There is no other Breath of Fire The games were released until 2013, when Capcom was released Fire Rescue VI. Unfortunately, it was a free multiplayer online game for PC and mobile that never left Japan. Gameplay Videos show that the worst version of expectations, microtransaction and all, if the established series is play-free. It found an average of 1.5 out of 5 on the Google Play Store and closed permanently in 2017, almost a year and a half after its release.
That should not be there Breath of Fire it ends. Capcom recently discovered how to find itself Monster HunterThe formula in front of a large audience, and has been raised Resident Evil from a hell of a movie-action, so it's out of the question that it can do the same with detection Breath of Fire basic strength. Dragon Quarter & # 39; s The mechanics were read as hating by the players at the time, but in the post-Souls world there It's a very dark hole a brutal war is flourishing, those same decisions may seem bright. Recent achievements of An Octopath traveler proves that there is a desire for older JRPG applications, and the kind of 3D-2D visual design that Fire Respiration IV refined. The focus on the series – the urgency of the war, the mistrust of the authorities, and the fact that those living in the midst of the consequences trying to fix the sins of the past – has not gone out of style.
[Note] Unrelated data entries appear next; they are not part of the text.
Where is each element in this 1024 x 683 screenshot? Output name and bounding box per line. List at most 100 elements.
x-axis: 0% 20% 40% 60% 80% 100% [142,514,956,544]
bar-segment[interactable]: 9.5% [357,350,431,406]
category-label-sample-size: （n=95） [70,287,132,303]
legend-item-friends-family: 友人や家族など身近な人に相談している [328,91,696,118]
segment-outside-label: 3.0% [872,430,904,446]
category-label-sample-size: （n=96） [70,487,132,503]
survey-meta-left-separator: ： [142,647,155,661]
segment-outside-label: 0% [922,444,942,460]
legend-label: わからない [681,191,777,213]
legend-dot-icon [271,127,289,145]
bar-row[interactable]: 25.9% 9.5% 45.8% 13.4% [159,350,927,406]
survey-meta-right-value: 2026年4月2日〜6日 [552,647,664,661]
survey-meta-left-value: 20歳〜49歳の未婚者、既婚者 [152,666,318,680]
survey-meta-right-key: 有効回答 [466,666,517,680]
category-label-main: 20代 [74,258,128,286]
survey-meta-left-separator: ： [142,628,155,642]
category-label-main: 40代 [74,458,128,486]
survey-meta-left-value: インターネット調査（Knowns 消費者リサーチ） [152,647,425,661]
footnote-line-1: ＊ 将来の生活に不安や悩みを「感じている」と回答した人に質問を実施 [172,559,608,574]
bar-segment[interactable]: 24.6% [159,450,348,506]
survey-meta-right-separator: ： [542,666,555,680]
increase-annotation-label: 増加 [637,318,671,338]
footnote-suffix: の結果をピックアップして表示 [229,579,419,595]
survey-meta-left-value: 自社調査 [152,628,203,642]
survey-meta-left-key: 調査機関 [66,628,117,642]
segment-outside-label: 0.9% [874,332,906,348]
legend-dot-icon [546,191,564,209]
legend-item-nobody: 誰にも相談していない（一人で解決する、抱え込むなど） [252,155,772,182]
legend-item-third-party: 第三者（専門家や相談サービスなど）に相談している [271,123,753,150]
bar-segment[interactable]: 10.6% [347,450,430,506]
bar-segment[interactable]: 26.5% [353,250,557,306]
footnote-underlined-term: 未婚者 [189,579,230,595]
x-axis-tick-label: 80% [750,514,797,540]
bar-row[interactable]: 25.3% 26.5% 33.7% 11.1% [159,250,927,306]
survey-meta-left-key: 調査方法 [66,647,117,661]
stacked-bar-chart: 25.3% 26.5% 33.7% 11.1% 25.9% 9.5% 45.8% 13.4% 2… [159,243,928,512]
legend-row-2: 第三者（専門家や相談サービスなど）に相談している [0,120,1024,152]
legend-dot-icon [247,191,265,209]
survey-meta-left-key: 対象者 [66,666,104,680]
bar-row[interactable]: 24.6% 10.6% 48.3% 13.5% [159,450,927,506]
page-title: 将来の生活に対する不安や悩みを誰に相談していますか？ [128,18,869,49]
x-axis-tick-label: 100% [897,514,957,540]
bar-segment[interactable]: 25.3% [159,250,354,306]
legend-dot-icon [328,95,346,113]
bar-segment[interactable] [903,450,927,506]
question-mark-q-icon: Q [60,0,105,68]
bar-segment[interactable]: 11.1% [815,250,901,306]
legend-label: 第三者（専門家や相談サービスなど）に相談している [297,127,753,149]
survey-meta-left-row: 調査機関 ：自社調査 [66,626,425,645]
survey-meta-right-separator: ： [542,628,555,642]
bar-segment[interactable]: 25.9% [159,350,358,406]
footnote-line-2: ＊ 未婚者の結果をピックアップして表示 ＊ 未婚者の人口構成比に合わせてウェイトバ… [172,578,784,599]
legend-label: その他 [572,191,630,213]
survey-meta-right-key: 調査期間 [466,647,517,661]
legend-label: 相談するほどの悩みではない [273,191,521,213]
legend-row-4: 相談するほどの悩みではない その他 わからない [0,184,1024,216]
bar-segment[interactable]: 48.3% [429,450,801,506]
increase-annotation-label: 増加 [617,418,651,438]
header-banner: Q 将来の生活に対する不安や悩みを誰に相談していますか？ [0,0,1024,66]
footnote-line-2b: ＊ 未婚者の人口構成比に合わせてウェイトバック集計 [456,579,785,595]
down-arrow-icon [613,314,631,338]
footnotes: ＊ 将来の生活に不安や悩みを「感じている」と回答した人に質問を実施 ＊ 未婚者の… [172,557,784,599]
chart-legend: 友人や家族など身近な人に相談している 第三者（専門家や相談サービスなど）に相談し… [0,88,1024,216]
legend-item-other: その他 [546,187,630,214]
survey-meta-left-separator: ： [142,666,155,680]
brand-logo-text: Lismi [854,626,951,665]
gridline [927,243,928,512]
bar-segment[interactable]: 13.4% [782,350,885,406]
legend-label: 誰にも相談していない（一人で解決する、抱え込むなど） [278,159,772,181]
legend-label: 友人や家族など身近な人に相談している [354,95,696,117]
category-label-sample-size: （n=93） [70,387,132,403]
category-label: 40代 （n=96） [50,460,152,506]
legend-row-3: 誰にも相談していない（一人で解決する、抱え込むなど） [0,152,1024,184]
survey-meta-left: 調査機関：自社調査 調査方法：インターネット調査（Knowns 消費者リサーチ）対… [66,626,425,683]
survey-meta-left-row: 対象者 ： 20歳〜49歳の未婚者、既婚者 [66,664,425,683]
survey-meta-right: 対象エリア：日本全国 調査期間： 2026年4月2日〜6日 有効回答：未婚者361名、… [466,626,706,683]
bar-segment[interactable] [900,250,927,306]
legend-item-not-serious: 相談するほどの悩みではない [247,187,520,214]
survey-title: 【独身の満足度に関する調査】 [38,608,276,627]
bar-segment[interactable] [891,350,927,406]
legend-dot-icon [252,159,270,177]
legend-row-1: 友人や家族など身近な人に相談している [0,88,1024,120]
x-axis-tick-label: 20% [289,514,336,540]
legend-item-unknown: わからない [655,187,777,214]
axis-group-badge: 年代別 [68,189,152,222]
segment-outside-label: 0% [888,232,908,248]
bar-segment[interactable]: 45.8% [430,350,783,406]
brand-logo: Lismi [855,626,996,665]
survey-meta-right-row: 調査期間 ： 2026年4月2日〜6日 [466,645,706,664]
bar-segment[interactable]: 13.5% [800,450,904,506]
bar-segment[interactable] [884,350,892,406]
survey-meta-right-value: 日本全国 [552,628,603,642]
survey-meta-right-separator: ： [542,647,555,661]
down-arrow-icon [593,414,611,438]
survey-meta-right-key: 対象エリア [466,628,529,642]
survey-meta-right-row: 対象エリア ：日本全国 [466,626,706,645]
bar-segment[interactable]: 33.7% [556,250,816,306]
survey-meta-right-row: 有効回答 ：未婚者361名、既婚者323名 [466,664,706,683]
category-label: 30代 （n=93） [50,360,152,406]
I know it's a long way off. I know that if we were to write a Capcom game that focused on the dragon enough that something new could happen, we had a lot more The doctrine of the dragon games. Still, I can't help myself. I want another resurrection in this period of reincarnation, but not because I need the dead to live again. Because I see something that used to kick in, and I think it could still be a fire.